On Nov. 26, 2011, NASA launched Curiosity on an eight-month voyage to the red planet. This mission had a number of challenges that needed to be overcome in order to be successful. First, the landing was a challenge because Curiosity’s mass rendered previous landing approaches unachievable. Engineers at JPL designed a technique that concluded with a “sky crane” maneuver, which gently lowered Curiosity to the surface. NASA wanted to ensure this event was shared with fans across the globe by providing up-to-the-minute details of the mission – especially during the final seven minutes it took for the rover to descend through the atmosphere and land on Mars. The availability, scalability and performance of the government website was important during the landing event. Prior to working with AWS, supporting hundreds of thousands of concurrent visitors to the website would have been very difficult, requiring significant web and live video streaming infrastructure that NASA/JPL did not have, according to a case study provided by IoT One.
NASA’s Jet Propulsion Laboratory used AWS to stream the images and video associated with Curiosity’s landing. Cloud computing enabled JPL to provision capacity rapidly and leverage the AWS cloud to deliver the landing to the public. With public users all over the globe visiting its sites, NASA/JPL served its contents from AWS regions around the world to enhance the viewing experience and scale to meet global demands.
In just a few weeks, NASA/JPL was able to design, build, test and deploy their web hosting and live video streaming solutions that were built using a variety of services on AWS. NASA/JPL’s live video streaming architecture was developed on a combination of Adobe Flash Media Server, Amazon Elastic Compute Cloud instances running the nginx caching tier, elastic load balancing, Amazon Route 53 for DNS management and Amazon CloudFront for content delivery.

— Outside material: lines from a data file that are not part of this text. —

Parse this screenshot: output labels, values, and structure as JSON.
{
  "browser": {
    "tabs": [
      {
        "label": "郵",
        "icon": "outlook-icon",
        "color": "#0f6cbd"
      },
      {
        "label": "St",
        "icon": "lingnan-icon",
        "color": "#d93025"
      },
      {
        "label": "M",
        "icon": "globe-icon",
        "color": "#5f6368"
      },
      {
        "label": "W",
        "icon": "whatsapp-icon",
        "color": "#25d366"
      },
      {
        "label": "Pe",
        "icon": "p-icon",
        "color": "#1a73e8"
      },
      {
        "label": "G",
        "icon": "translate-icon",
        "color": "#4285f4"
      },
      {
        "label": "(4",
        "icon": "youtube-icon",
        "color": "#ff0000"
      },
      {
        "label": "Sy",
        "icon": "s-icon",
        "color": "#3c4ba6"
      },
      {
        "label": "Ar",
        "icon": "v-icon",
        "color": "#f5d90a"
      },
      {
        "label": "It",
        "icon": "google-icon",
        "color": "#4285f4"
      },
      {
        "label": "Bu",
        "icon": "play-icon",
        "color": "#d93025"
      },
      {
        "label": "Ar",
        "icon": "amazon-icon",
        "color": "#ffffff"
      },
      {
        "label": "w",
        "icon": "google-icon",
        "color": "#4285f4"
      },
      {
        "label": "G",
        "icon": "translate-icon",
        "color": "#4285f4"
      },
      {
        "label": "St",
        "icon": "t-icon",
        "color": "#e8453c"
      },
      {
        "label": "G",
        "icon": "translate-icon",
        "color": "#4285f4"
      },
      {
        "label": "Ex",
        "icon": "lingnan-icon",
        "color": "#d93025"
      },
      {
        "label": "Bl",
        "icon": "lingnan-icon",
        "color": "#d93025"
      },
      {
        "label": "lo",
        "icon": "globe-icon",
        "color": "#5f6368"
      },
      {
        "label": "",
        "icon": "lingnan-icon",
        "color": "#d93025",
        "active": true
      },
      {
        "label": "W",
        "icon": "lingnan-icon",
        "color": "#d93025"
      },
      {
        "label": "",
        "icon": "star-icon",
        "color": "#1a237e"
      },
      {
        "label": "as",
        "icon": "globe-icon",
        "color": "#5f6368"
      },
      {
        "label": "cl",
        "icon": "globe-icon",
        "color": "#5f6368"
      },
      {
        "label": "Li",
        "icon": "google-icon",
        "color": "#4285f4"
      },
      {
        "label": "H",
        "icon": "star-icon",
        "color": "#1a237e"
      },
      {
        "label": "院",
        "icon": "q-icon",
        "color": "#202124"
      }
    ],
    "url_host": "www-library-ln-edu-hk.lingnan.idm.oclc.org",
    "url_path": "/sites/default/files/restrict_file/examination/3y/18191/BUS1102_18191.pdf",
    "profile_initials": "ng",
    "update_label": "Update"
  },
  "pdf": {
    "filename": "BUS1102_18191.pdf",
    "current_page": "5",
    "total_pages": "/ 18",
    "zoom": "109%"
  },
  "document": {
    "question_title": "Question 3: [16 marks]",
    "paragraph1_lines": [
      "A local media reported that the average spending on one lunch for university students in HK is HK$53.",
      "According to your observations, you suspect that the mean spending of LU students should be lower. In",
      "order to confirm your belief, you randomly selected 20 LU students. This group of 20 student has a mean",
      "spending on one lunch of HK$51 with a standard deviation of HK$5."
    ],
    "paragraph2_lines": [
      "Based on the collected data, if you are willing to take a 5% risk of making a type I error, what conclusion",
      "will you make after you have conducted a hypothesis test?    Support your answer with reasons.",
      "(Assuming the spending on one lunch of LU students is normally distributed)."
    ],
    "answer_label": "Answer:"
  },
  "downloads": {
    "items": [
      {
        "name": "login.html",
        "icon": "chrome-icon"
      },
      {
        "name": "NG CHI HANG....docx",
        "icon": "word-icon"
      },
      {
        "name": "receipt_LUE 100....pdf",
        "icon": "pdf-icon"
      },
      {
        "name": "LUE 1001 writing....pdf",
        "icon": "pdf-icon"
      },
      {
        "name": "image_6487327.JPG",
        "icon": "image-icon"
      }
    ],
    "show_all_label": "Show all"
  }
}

Amazon EC2 instances running the Amazon Linux AMI used configured scripts and Amazon EC2 instance metadata. Shortly before the landing, NASA/JPL provisioned stacks of AWS infrastructure, each capable of handling 25 gigabits per second of traffic. NASA/JPL used Amazon CloudWatch to monitor spikes in traffic volume and provision additional capacity based on regional demand. As traffic volumes returned to normal hours after the landing, NASA/JPL used AWS CloudFormation to deprovision resources using a single command.
Shared storage for Railo is provided by Amazon EC2 instances running Gluster on a pool of Amazon Elastic Block Store volumes for disk I/O. The CMS also interacts with a highly available, multi-AZ MySQL database managed by Amazon Relational Database Service. Traffic was dispersed across CMS servers by a number of elastic load balancers using Amazon Route 53 to provide a weighted traffic distribution across the ELBs. Amazon CloudFront was also used to spread traffic to points of presence around the world in a move to reduce latency for international visitors and improve the overall scalability of the solution.
Operating the mars.jpl.nasa.gov website on Amazon Web Services allowed NASA/JPL to broadcast their message to the world without building the infrastructure themselves. The capabilities afforded by AWS allowed NASA/JPL to construct a scalable web infrastructure in only two to three weeks instead of months.
With Curiosity safely on Mars, the mission continues to use AWS to automate the analysis of images from Mars, maximizing the time scientists have to identify potential hazards or areas of particular scientific interest. As a result, scientists are able to send a longer sequence of commands to Curiosity that increases the amount of exploration the Mars Science Laboratory can perform on any given sol (Martian day).